China’s equity markets concluded the first half of 2026 with a decisive tech-led rally, as investors doubled down on the country’s 'New Quality Productive Forces' strategy. The STAR 50 index, a barometer for China’s most advanced technology firms, surged nearly 4% on the final day of June, marking a staggering monthly gain of over 26%. This momentum was echoed in the ChiNext index, which climbed nearly 3% to reach a new historical peak, underscoring a structural shift in capital allocation away from traditional sectors and toward high-end manufacturing.
The semiconductor and chip-making industries served as the primary engine for this growth, with the sector’s total market capitalization crossing the symbolic one-trillion-yuan threshold. High-profile entities such as Cambricon and StarPower Semiconductor led the charge, benefiting from a national push to achieve silicon self-sufficiency amidst tightening global trade restrictions. Analysts note that the market’s focus has moved beyond mere speculation, now centering on firms with tangible capacity in the AI-driven computing power supply chain.
Industrial automation and robotics also witnessed a surge in trading volume, with several dozen firms hitting the daily upward price limit. This vertical is increasingly viewed as a critical hedge against China’s demographic shifts, as domestic manufacturers integrate advanced robotics to maintain their competitive edge in global exports. Furthermore, the burgeoning demand for high-speed connectivity has buoyed hardware stocks related to Co-packaged Optics (CPO), indicating a broad-based infrastructure build-out for the next generation of digital services.
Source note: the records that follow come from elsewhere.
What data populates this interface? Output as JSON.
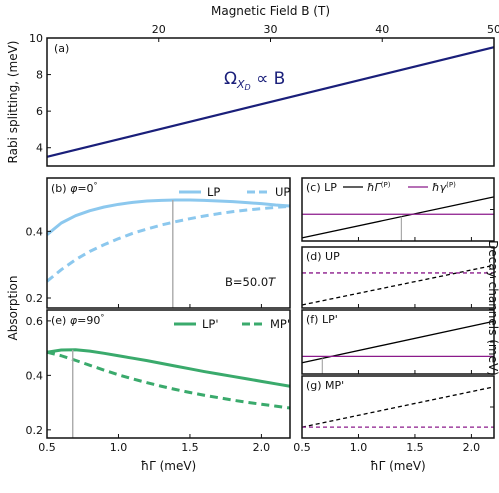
{
  "chart_data": [
    {
      "id": "a",
      "type": "line",
      "panel_label": "(a)",
      "xlabel": "Magnetic Field B (T)",
      "ylabel": "Rabi splitting, (meV)",
      "xlim": [
        10,
        50
      ],
      "ylim": [
        3,
        10
      ],
      "x_ticks": [
        "20",
        "30",
        "40",
        "50"
      ],
      "y_ticks": [
        "4",
        "6",
        "8",
        "10"
      ],
      "annotation": "Ω_{X_D} ∝ B",
      "annotation_main": "Ω",
      "annotation_sub": "X",
      "annotation_subsub": "D",
      "annotation_rest": " ∝ B",
      "series": [
        {
          "color": "#1a1f7a",
          "x": [
            10,
            50
          ],
          "y": [
            3.5,
            9.5
          ]
        }
      ]
    },
    {
      "id": "b",
      "type": "line",
      "panel_label": "(b) φ=0°",
      "panel_text": "(b) ",
      "panel_phi": "φ",
      "panel_eq": "=0",
      "panel_deg": "°",
      "annotation": "B=50.0T",
      "annotation_text": "B=50.0",
      "annotation_unit": "T",
      "ylabel": "Absorption",
      "xlim": [
        0.5,
        2.2
      ],
      "ylim": [
        0.17,
        0.56
      ],
      "y_ticks": [
        "0.2",
        "0.4"
      ],
      "marker_x": 1.38,
      "series": [
        {
          "name": "LP",
          "color": "#8cc8ee",
          "dash": false,
          "x": [
            0.5,
            0.6,
            0.7,
            0.8,
            0.9,
            1.0,
            1.1,
            1.2,
            1.3,
            1.4,
            1.5,
            1.6,
            1.7,
            1.8,
            1.9,
            2.0,
            2.1,
            2.2
          ],
          "y": [
            0.39,
            0.425,
            0.447,
            0.462,
            0.473,
            0.481,
            0.487,
            0.491,
            0.493,
            0.494,
            0.494,
            0.493,
            0.491,
            0.489,
            0.486,
            0.483,
            0.479,
            0.476
          ]
        },
        {
          "name": "UP",
          "color": "#8cc8ee",
          "dash": true,
          "x": [
            0.5,
            0.6,
            0.7,
            0.8,
            0.9,
            1.0,
            1.1,
            1.2,
            1.3,
            1.4,
            1.5,
            1.6,
            1.7,
            1.8,
            1.9,
            2.0,
            2.1,
            2.2
          ],
          "y": [
            0.25,
            0.285,
            0.315,
            0.34,
            0.36,
            0.378,
            0.394,
            0.407,
            0.419,
            0.429,
            0.438,
            0.446,
            0.453,
            0.459,
            0.464,
            0.468,
            0.472,
            0.475
          ]
        }
      ]
    },
    {
      "id": "e",
      "type": "line",
      "panel_label": "(e) φ=90°",
      "panel_text": "(e) ",
      "panel_phi": "φ",
      "panel_eq": "=90",
      "panel_deg": "°",
      "xlabel": "ħΓ (meV)",
      "xlim": [
        0.5,
        2.2
      ],
      "ylim": [
        0.17,
        0.64
      ],
      "x_ticks": [
        "0.5",
        "1.0",
        "1.5",
        "2.0"
      ],
      "y_ticks": [
        "0.2",
        "0.4",
        "0.6"
      ],
      "marker_x": 0.68,
      "series": [
        {
          "name": "LP'",
          "color": "#3aaa6c",
          "dash": false,
          "x": [
            0.5,
            0.6,
            0.7,
            0.8,
            0.9,
            1.0,
            1.1,
            1.2,
            1.3,
            1.4,
            1.5,
            1.6,
            1.7,
            1.8,
            1.9,
            2.0,
            2.1,
            2.2
          ],
          "y": [
            0.485,
            0.493,
            0.494,
            0.489,
            0.481,
            0.472,
            0.463,
            0.454,
            0.444,
            0.434,
            0.424,
            0.414,
            0.405,
            0.396,
            0.387,
            0.378,
            0.369,
            0.36
          ]
        },
        {
          "name": "MP'",
          "color": "#3aaa6c",
          "dash": true,
          "x": [
            0.5,
            0.6,
            0.7,
            0.8,
            0.9,
            1.0,
            1.1,
            1.2,
            1.3,
            1.4,
            1.5,
            1.6,
            1.7,
            1.8,
            1.9,
            2.0,
            2.1,
            2.2
          ],
          "y": [
            0.485,
            0.472,
            0.455,
            0.437,
            0.419,
            0.402,
            0.387,
            0.373,
            0.36,
            0.348,
            0.337,
            0.327,
            0.318,
            0.309,
            0.301,
            0.294,
            0.287,
            0.28
          ]
        }
      ]
    },
    {
      "id": "c",
      "type": "line",
      "panel_label": "(c) LP",
      "xlim": [
        0.5,
        2.2
      ],
      "ylim": [
        0,
        2
      ],
      "y_ticks": [
        "0",
        "1",
        "2"
      ],
      "marker_x": 1.38,
      "series": [
        {
          "name": "ħΓ^(P)",
          "color": "#000000",
          "dash": false,
          "x": [
            0.5,
            2.2
          ],
          "y": [
            0.1,
            1.4
          ]
        },
        {
          "name": "ħγ^(P)",
          "color": "#8b1a8b",
          "dash": false,
          "x": [
            0.5,
            2.2
          ],
          "y": [
            0.85,
            0.85
          ]
        }
      ]
    },
    {
      "id": "d",
      "type": "line",
      "panel_label": "(d) UP",
      "xlim": [
        0.5,
        2.2
      ],
      "ylim": [
        0,
        2
      ],
      "y_ticks": [
        "0",
        "1",
        "2"
      ],
      "series": [
        {
          "color": "#000000",
          "dash": true,
          "x": [
            0.5,
            2.2
          ],
          "y": [
            0.1,
            1.4
          ]
        },
        {
          "color": "#8b1a8b",
          "dash": true,
          "x": [
            0.5,
            2.2
          ],
          "y": [
            1.15,
            1.15
          ]
        }
      ]
    },
    {
      "id": "f",
      "type": "line",
      "panel_label": "(f) LP'",
      "xlim": [
        0.5,
        2.2
      ],
      "ylim": [
        0,
        2
      ],
      "y_ticks": [
        "0",
        "1",
        "2"
      ],
      "marker_x": 0.68,
      "series": [
        {
          "color": "#000000",
          "dash": false,
          "x": [
            0.5,
            2.2
          ],
          "y": [
            0.35,
            1.65
          ]
        },
        {
          "color": "#8b1a8b",
          "dash": false,
          "x": [
            0.5,
            2.2
          ],
          "y": [
            0.55,
            0.55
          ]
        }
      ]
    },
    {
      "id": "g",
      "type": "line",
      "panel_label": "(g) MP'",
      "xlabel": "ħΓ (meV)",
      "xlim": [
        0.5,
        2.2
      ],
      "ylim": [
        0,
        2
      ],
      "x_ticks": [
        "0.5",
        "1.0",
        "1.5",
        "2.0"
      ],
      "y_ticks": [
        "0",
        "1",
        "2"
      ],
      "series": [
        {
          "color": "#000000",
          "dash": true,
          "x": [
            0.5,
            2.2
          ],
          "y": [
            0.35,
            1.65
          ]
        },
        {
          "color": "#8b1a8b",
          "dash": true,
          "x": [
            0.5,
            2.2
          ],
          "y": [
            0.35,
            0.35
          ]
        }
      ]
    }
  ],
  "right_ylabel": "Decay channels (meV)",
  "legend_c": {
    "gamma_big": "ħΓ",
    "gamma_small": "ħγ",
    "sup": "(P)"
  },
  "colors": {
    "marker": "#aaaaaa",
    "frame": "#111111"
  }
}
While the domestic gains are impressive, they occur within a broader, feverish Asian market context where Japan’s Nikkei 225 and South Korea’s KOSPI have posted even more dramatic half-year increases of 40% and 100%, respectively. This regional synchronicity suggests a massive pivot of global institutional capital toward East Asian tech ecosystems. However, the divergence between the tech-heavy indices and the more modest 0.5% gain of the Shanghai Composite suggests that the rally remains concentrated, leaving traditional 'old economy' stocks struggling to keep pace.